Estos escritores sabios del tiempo de los sucesores de los dioses, 
aquéllos que anunciaban el porvenir, 
resulta que su nombre dura para la eternidad, 
aunque se hayan ido, habiendo cumplido su vida, 
y que se haya olvidado a toda su parentela... 
Se han construido puertas y moradas para ellos, 
pero se han desmoronado. 
Sus sacerdotes de ka han desaparecido, 
sus losas sepulcrales están cubiertas de polvo, 
y sus tumbas están olvidadas. 
Pero su nombre es pronunciado 
en virtud de los libros que han escrito, 
tan perfectos siguen siendo. 
Y el recuerdo de quien los ha hecho alcanza los límites de la eternidad. 

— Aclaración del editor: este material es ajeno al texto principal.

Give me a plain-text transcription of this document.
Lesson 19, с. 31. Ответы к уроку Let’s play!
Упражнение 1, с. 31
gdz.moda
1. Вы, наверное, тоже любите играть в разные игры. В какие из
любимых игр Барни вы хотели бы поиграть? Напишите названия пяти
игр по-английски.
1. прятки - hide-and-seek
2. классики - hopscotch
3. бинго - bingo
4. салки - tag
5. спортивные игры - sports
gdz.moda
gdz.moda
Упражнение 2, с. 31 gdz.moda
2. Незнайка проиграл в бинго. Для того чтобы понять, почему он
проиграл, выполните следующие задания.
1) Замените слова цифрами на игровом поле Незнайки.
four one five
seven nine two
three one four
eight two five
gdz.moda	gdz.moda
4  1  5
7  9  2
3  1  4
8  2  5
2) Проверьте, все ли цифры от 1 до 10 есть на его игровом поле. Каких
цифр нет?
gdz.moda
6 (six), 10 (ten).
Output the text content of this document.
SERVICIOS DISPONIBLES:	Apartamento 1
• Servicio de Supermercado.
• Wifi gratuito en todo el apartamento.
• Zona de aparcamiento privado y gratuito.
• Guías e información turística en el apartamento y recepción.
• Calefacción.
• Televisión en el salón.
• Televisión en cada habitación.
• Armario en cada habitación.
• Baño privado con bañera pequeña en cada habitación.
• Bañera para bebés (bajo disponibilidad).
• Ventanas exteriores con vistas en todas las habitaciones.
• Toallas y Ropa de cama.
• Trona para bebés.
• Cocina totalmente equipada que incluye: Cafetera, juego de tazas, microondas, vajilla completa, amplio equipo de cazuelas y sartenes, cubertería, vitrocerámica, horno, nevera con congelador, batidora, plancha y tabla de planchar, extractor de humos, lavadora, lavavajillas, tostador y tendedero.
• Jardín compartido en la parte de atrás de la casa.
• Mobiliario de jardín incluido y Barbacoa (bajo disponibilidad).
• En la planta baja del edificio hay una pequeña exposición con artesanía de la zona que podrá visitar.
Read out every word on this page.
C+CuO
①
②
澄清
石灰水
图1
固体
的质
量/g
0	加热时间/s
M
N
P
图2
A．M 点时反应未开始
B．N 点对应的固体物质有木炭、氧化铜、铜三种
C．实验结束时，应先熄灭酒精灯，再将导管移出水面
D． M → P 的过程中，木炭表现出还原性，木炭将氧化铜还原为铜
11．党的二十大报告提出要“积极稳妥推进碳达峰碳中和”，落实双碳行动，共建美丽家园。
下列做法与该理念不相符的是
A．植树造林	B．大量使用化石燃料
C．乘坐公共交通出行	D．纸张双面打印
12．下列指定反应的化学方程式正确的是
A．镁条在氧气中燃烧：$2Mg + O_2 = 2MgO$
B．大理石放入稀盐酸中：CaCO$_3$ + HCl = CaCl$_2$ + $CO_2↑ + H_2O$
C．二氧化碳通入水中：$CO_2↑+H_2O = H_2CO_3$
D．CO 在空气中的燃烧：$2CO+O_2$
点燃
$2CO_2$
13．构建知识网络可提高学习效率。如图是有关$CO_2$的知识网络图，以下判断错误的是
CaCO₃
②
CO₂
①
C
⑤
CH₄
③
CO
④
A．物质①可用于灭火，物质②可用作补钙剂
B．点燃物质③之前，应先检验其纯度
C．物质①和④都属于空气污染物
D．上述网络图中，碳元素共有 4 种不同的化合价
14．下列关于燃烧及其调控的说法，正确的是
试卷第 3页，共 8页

Desgraciadamente, en nuestra cultura occidental todavía no ha llegado el momento de que el hombre sea capaz de leer, y disfrutar, esos antiguos textos egipcios cuyos autores han pasado, se han olvidado sus nombres, pero que por sus escritos eran recordados por el autor del himno que hemos citado. En palabras de (FRANÇOIS DAUMAS, 2000: 357) “cuando hayamos traducido todas las obras que nos han llegado del antiguo Egipto intentando respetar en nuestras lenguas el gusto que manifestaban los egipcios por el estilo bello, es seguro que el público moderno las apreciará en gran manera... Las arenas del Nilo están muy lejos de habernos dicho su última palabra, y la labor paciente de los sabios, que reconstituyen los miembros descoyuntados de tantas obras de valor, nos procurará todavía hermosas cosechas”.